A small library for creating and plotting regression models.
regpy aims to make it as painless as possible to create and plot regression models, making it a great tool for incredibly rapid prototyping over small datasets or as an educational tool for demonstrations.
Run pip install -e .
in the root directory and you should be good to go!
To begin using regpy, import the package:
import regpy.linreg as lrp
To ensure that the the module as been correctly imported, run it. If you get a ModuleNotFoundError, refer to the Notes section of this README.
To create a linear regression, initialize a LinearRegression object, which requires two lists. The only restriction on these lists is that they cannot be empty.
import regpy.linreg as lrp
# This should create a linear regression that can be represented as y = x on a graph
linReg = lrp.LinearRegression([1, 2, 3], [1, 2, 3])
To make a prediction based on the regression line, use the predict() method, which is a member of the LinearRegression class.
import regpy.linreg as lrp
linReg = lrp.LinearRegression([1, 2, 3], [1, 2, 3])
print(linReg.predict(-1)) # Will print -1.0
print(linReg.predict(0)) # Will print 0.0
print(linReg.predict(10000)) # Will print 10000.0
You can also access the R-Squared value for the regression using the public fields on a LinearRegression object.
import regpy.linreg as lrp
linReg = lrp.LinearRegression([1, 2, 3], [1, 2, 3])
print(f"R^2 = {linReg.rSquare}") # R^2 = 1.0
Finally, printing a LinearRegression will give you the line equation in the form of y = {beta}x + {inty}, both rounded to two decimal places (beta and inty, as well as the domain and range of the dataset, are also freely accessible).
import regpy.linreg as lrp
linReg = lrp.LinearRegression([1, 2, 3], [1, 2, 3])
print(linReg) # y = 1.00x + 0.00
Plotting a regression line is done internally using matplotlib, and only requires two functions to be called.
import regpy.linreg as lrp
linReg = lrp.LinearRegression([1, 2, 3], [1, 2, 3])

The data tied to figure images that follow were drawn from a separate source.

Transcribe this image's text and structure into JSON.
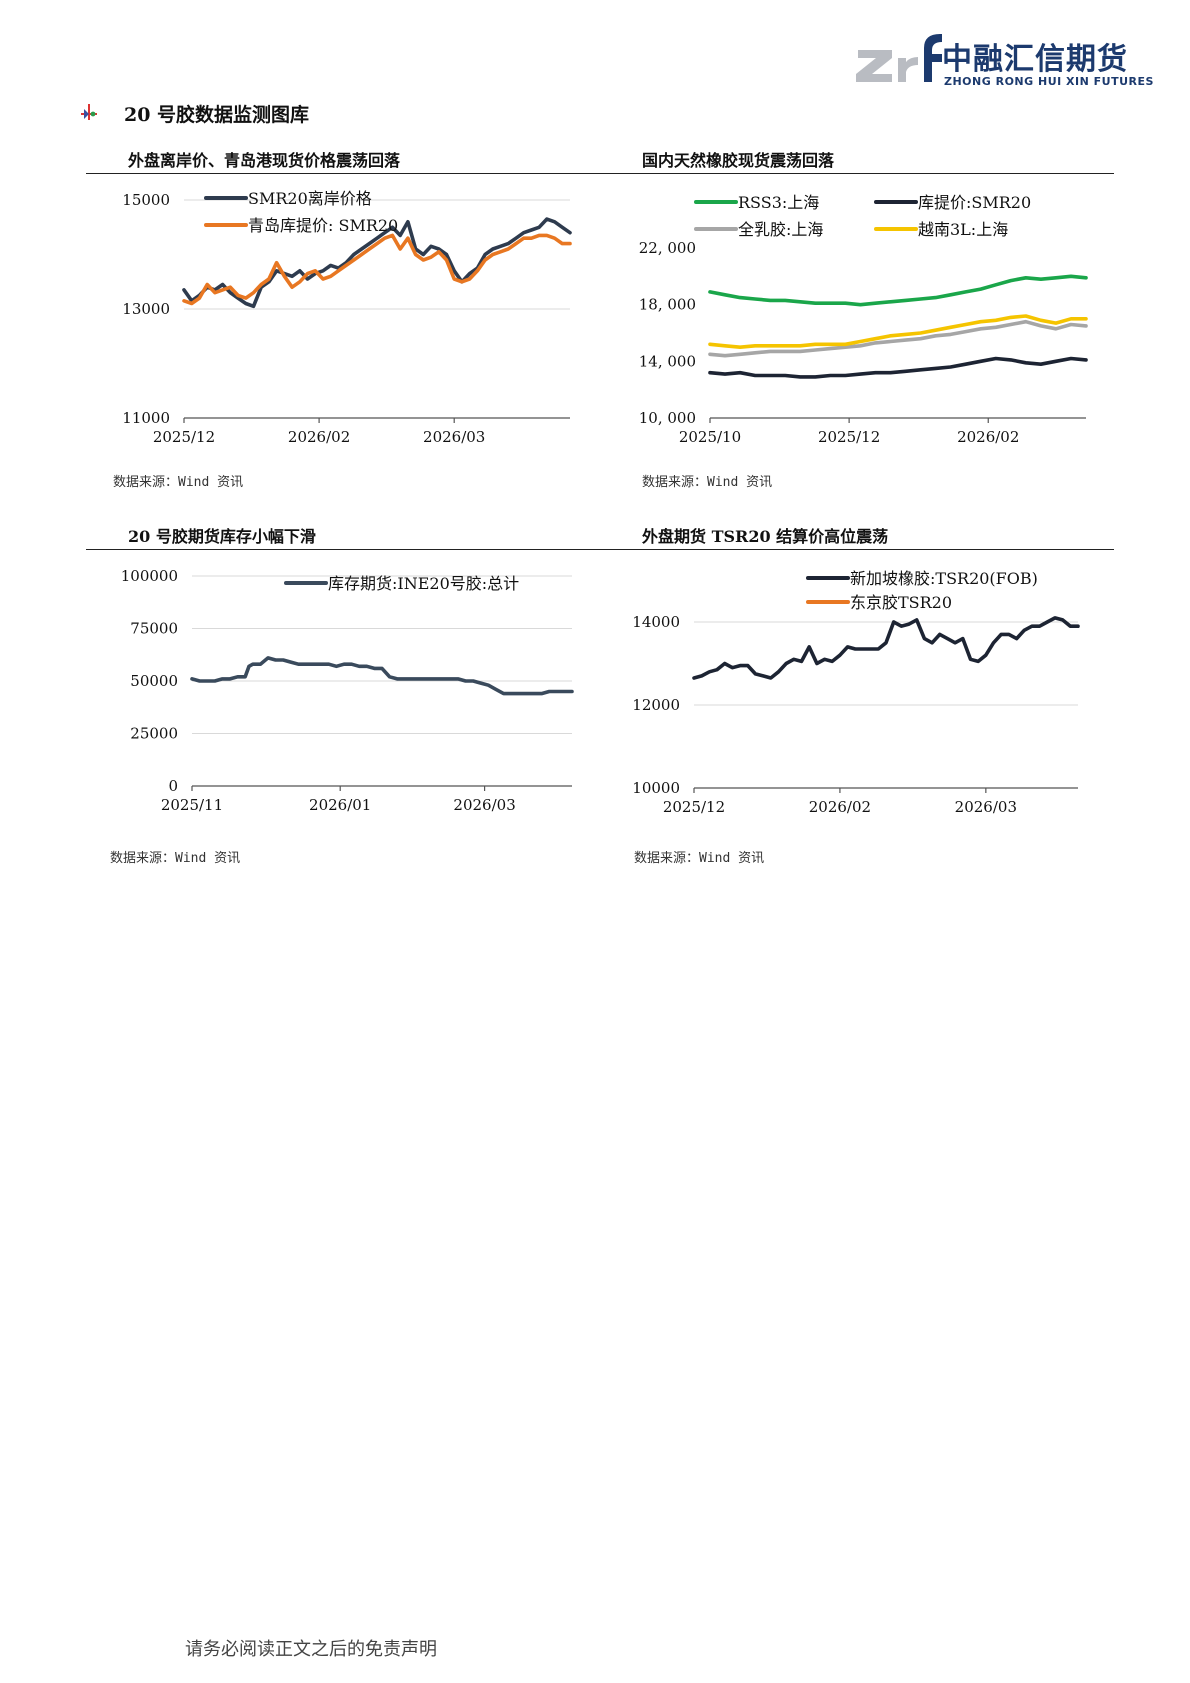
{
  "header": {
    "logo_cn": "中融汇信期货",
    "logo_en": "ZHONG RONG HUI XIN FUTURES",
    "logo_colors": {
      "gray": "#b9bcc2",
      "navy": "#1c3a6e"
    }
  },
  "section_title": "20 号胶数据监测图库",
  "footer": "请务必阅读正文之后的免责声明",
  "panels": [
    {
      "title": "外盘离岸价、青岛港现货价格震荡回落",
      "source": "数据来源：Wind 资讯"
    },
    {
      "title": "国内天然橡胶现货震荡回落",
      "source": "数据来源：Wind 资讯"
    },
    {
      "title": "20 号胶期货库存小幅下滑",
      "source": "数据来源：Wind 资讯"
    },
    {
      "title": "外盘期货 TSR20 结算价高位震荡",
      "source": "数据来源：Wind 资讯"
    }
  ],
  "chart_data": [
    {
      "type": "line",
      "ylim": [
        11000,
        15000
      ],
      "yticks": [
        11000,
        13000,
        15000
      ],
      "ytick_labels": [
        "11000",
        "13000",
        "15000"
      ],
      "xlim": [
        0,
        100
      ],
      "xticks": [
        0,
        35,
        70
      ],
      "xtick_labels": [
        "2025/12",
        "2026/02",
        "2026/03"
      ],
      "legend": "top-left",
      "grid": "horizontal",
      "series": [
        {
          "name": "SMR20离岸价格",
          "color": "#2e3b4e",
          "x": [
            0,
            2,
            4,
            6,
            8,
            10,
            12,
            14,
            16,
            18,
            20,
            22,
            24,
            26,
            28,
            30,
            32,
            34,
            36,
            38,
            40,
            42,
            44,
            46,
            48,
            50,
            52,
            54,
            56,
            58,
            60,
            62,
            64,
            66,
            68,
            70,
            72,
            74,
            76,
            78,
            80,
            82,
            84,
            86,
            88,
            90,
            92,
            94,
            96,
            98,
            100
          ],
          "y": [
            13350,
            13150,
            13250,
            13400,
            13350,
            13450,
            13300,
            13200,
            13100,
            13050,
            13400,
            13500,
            13700,
            13650,
            13600,
            13700,
            13550,
            13650,
            13700,
            13800,
            13750,
            13850,
            14000,
            14100,
            14200,
            14300,
            14400,
            14500,
            14350,
            14600,
            14100,
            14000,
            14150,
            14100,
            14000,
            13700,
            13500,
            13650,
            13750,
            14000,
            14100,
            14150,
            14200,
            14300,
            14400,
            14450,
            14500,
            14650,
            14600,
            14500,
            14400
          ]
        },
        {
          "name": "青岛库提价: SMR20",
          "color": "#e87722",
          "x": [
            0,
            2,
            4,
            6,
            8,
            10,
            12,
            14,
            16,
            18,
            20,
            22,
            24,
            26,
            28,
            30,
            32,
            34,
            36,
            38,
            40,
            42,
            44,
            46,
            48,
            50,
            52,
            54,
            56,
            58,
            60,
            62,
            64,
            66,
            68,
            70,
            72,
            74,
            76,
            78,
            80,
            82,
            84,
            86,
            88,
            90,
            92,
            94,
            96,
            98,
            100
          ],
          "y": [
            13150,
            13100,
            13200,
            13450,
            13300,
            13350,
            13400,
            13250,
            13200,
            13300,
            13450,
            13550,
            13850,
            13600,
            13400,
            13500,
            13650,
            13700,
            13550,
            13600,
            13700,
            13800,
            13900,
            14000,
            14100,
            14200,
            14300,
            14350,
            14100,
            14300,
            14000,
            13900,
            13950,
            14050,
            13900,
            13550,
            13500,
            13550,
            13700,
            13900,
            14000,
            14050,
            14100,
            14200,
            14300,
            14300,
            14350,
            14350,
            14300,
            14200,
            14200
          ]
        }
      ]
    },
    {
      "type": "line",
      "ylim": [
        10000,
        22000
      ],
      "yticks": [
        10000,
        14000,
        18000,
        22000
      ],
      "ytick_labels": [
        "10, 000",
        "14, 000",
        "18, 000",
        "22, 000"
      ],
      "xlim": [
        0,
        100
      ],
      "xticks": [
        0,
        37,
        74
      ],
      "xtick_labels": [
        "2025/10",
        "2025/12",
        "2026/02"
      ],
      "legend": "top",
      "grid": "none",
      "series": [
        {
          "name": "RSS3:上海",
          "color": "#1aa64a",
          "x": [
            0,
            4,
            8,
            12,
            16,
            20,
            24,
            28,
            32,
            36,
            40,
            44,
            48,
            52,
            56,
            60,
            64,
            68,
            72,
            76,
            80,
            84,
            88,
            92,
            96,
            100
          ],
          "y": [
            18900,
            18700,
            18500,
            18400,
            18300,
            18300,
            18200,
            18100,
            18100,
            18100,
            18000,
            18100,
            18200,
            18300,
            18400,
            18500,
            18700,
            18900,
            19100,
            19400,
            19700,
            19900,
            19800,
            19900,
            20000,
            19900
          ]
        },
        {
          "name": "库提价:SMR20",
          "color": "#1d2433",
          "x": [
            0,
            4,
            8,
            12,
            16,
            20,
            24,
            28,
            32,
            36,
            40,
            44,
            48,
            52,
            56,
            60,
            64,
            68,
            72,
            76,
            80,
            84,
            88,
            92,
            96,
            100
          ],
          "y": [
            13200,
            13100,
            13200,
            13000,
            13000,
            13000,
            12900,
            12900,
            13000,
            13000,
            13100,
            13200,
            13200,
            13300,
            13400,
            13500,
            13600,
            13800,
            14000,
            14200,
            14100,
            13900,
            13800,
            14000,
            14200,
            14100
          ]
        },
        {
          "name": "全乳胶:上海",
          "color": "#a6a6a6",
          "x": [
            0,
            4,
            8,
            12,
            16,
            20,
            24,
            28,
            32,
            36,
            40,
            44,
            48,
            52,
            56,
            60,
            64,
            68,
            72,
            76,
            80,
            84,
            88,
            92,
            96,
            100
          ],
          "y": [
            14500,
            14400,
            14500,
            14600,
            14700,
            14700,
            14700,
            14800,
            14900,
            15000,
            15100,
            15300,
            15400,
            15500,
            15600,
            15800,
            15900,
            16100,
            16300,
            16400,
            16600,
            16800,
            16500,
            16300,
            16600,
            16500
          ]
        },
        {
          "name": "越南3L:上海",
          "color": "#f5c400",
          "x": [
            0,
            4,
            8,
            12,
            16,
            20,
            24,
            28,
            32,
            36,
            40,
            44,
            48,
            52,
            56,
            60,
            64,
            68,
            72,
            76,
            80,
            84,
            88,
            92,
            96,
            100
          ],
          "y": [
            15200,
            15100,
            15000,
            15100,
            15100,
            15100,
            15100,
            15200,
            15200,
            15200,
            15400,
            15600,
            15800,
            15900,
            16000,
            16200,
            16400,
            16600,
            16800,
            16900,
            17100,
            17200,
            16900,
            16700,
            17000,
            17000
          ]
        }
      ]
    },
    {
      "type": "line",
      "ylim": [
        0,
        100000
      ],
      "yticks": [
        0,
        25000,
        50000,
        75000,
        100000
      ],
      "ytick_labels": [
        "0",
        "25000",
        "50000",
        "75000",
        "100000"
      ],
      "xlim": [
        0,
        100
      ],
      "xticks": [
        0,
        39,
        77
      ],
      "xtick_labels": [
        "2025/11",
        "2026/01",
        "2026/03"
      ],
      "legend": "top",
      "grid": "horizontal",
      "series": [
        {
          "name": "库存期货:INE20号胶:总计",
          "color": "#3a4a5c",
          "x": [
            0,
            2,
            4,
            6,
            8,
            10,
            12,
            14,
            15,
            16,
            18,
            20,
            22,
            24,
            26,
            28,
            30,
            32,
            34,
            36,
            38,
            40,
            42,
            44,
            46,
            48,
            50,
            52,
            54,
            56,
            58,
            60,
            62,
            64,
            66,
            68,
            70,
            72,
            74,
            76,
            78,
            80,
            82,
            84,
            86,
            88,
            90,
            92,
            94,
            96,
            98,
            100
          ],
          "y": [
            51000,
            50000,
            50000,
            50000,
            51000,
            51000,
            52000,
            52000,
            57000,
            58000,
            58000,
            61000,
            60000,
            60000,
            59000,
            58000,
            58000,
            58000,
            58000,
            58000,
            57000,
            58000,
            58000,
            57000,
            57000,
            56000,
            56000,
            52000,
            51000,
            51000,
            51000,
            51000,
            51000,
            51000,
            51000,
            51000,
            51000,
            50000,
            50000,
            49000,
            48000,
            46000,
            44000,
            44000,
            44000,
            44000,
            44000,
            44000,
            45000,
            45000,
            45000,
            45000
          ]
        }
      ]
    },
    {
      "type": "line",
      "ylim": [
        10000,
        14000
      ],
      "yticks": [
        10000,
        12000,
        14000
      ],
      "ytick_labels": [
        "10000",
        "12000",
        "14000"
      ],
      "xlim": [
        0,
        100
      ],
      "xticks": [
        0,
        38,
        76
      ],
      "xtick_labels": [
        "2025/12",
        "2026/02",
        "2026/03"
      ],
      "legend": "top",
      "grid": "horizontal",
      "series": [
        {
          "name": "新加坡橡胶:TSR20(FOB)",
          "color": "#1d2433",
          "x": [
            0,
            2,
            4,
            6,
            8,
            10,
            12,
            14,
            16,
            18,
            20,
            22,
            24,
            26,
            28,
            30,
            32,
            34,
            36,
            38,
            40,
            42,
            44,
            46,
            48,
            50,
            52,
            54,
            56,
            58,
            60,
            62,
            64,
            66,
            68,
            70,
            72,
            74,
            76,
            78,
            80,
            82,
            84,
            86,
            88,
            90,
            92,
            94,
            96,
            98,
            100
          ],
          "y": [
            12650,
            12700,
            12800,
            12850,
            13000,
            12900,
            12950,
            12950,
            12750,
            12700,
            12650,
            12800,
            13000,
            13100,
            13050,
            13400,
            13000,
            13100,
            13050,
            13200,
            13400,
            13350,
            13350,
            13350,
            13350,
            13500,
            14000,
            13900,
            13950,
            14050,
            13600,
            13500,
            13700,
            13600,
            13500,
            13600,
            13100,
            13050,
            13200,
            13500,
            13700,
            13700,
            13600,
            13800,
            13900,
            13900,
            14000,
            14100,
            14050,
            13900,
            13900
          ]
        },
        {
          "name": "东京胶TSR20",
          "color": "#e87722",
          "x": [],
          "y": []
        }
      ]
    }
  ]
}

linReg2 = lrp.LinearRegression([2, 3, 4], [2, 3, 4])
lrp.plotLinReg(linReg) # queues the first regression line to be plotted
lrp.plotLinReg(linReg2) # queues the second regression line to be plotted
lrp.drawPlots() # displays the plot
Plotting the scattered points of the dataset alongside the line is optional, and so is setting a label for the x and y axes. By default, the scatter is always plotted, and the x and y axes are labeled "x-values" and "y-values" respectively. The title of each plot will always be the string representation of the given LinearRegression.
import regpy.linreg as lrp
linReg = lrp.LinearRegression([1, 2, 3], [1, 2, 3])
lrp.plotLinReg(linReg, xLabel="x-axis", yLabel="y-axis", scatter=False) # optional parameters
lrp.drawPlots()
Some may have still have issues importing this package after installation, to which I would recommend using a virtual environment:
Install venv using pip install venv
or pip3 install venv
To create a virtual environment, run python3 -m venv venv
Activate it with venv/Scripts/activate
(for Windows) or source venv/bin/activate
(for Linux-based)
Run pip install -e .
again in the root directory and it should work then. To close the virtual environment just use deactivate
regpy provides a set of tests in the
test/
directory to ensure that it doesn't just run on my machine. If all tests pass you can be reasonably confident it will work for your use cases
This library is written purely in python, so expect performance bottlenecks should you decide to apply this library to large-scale data sets. It is also a WIP, so there may be new types of regressions that are added to the library in the future.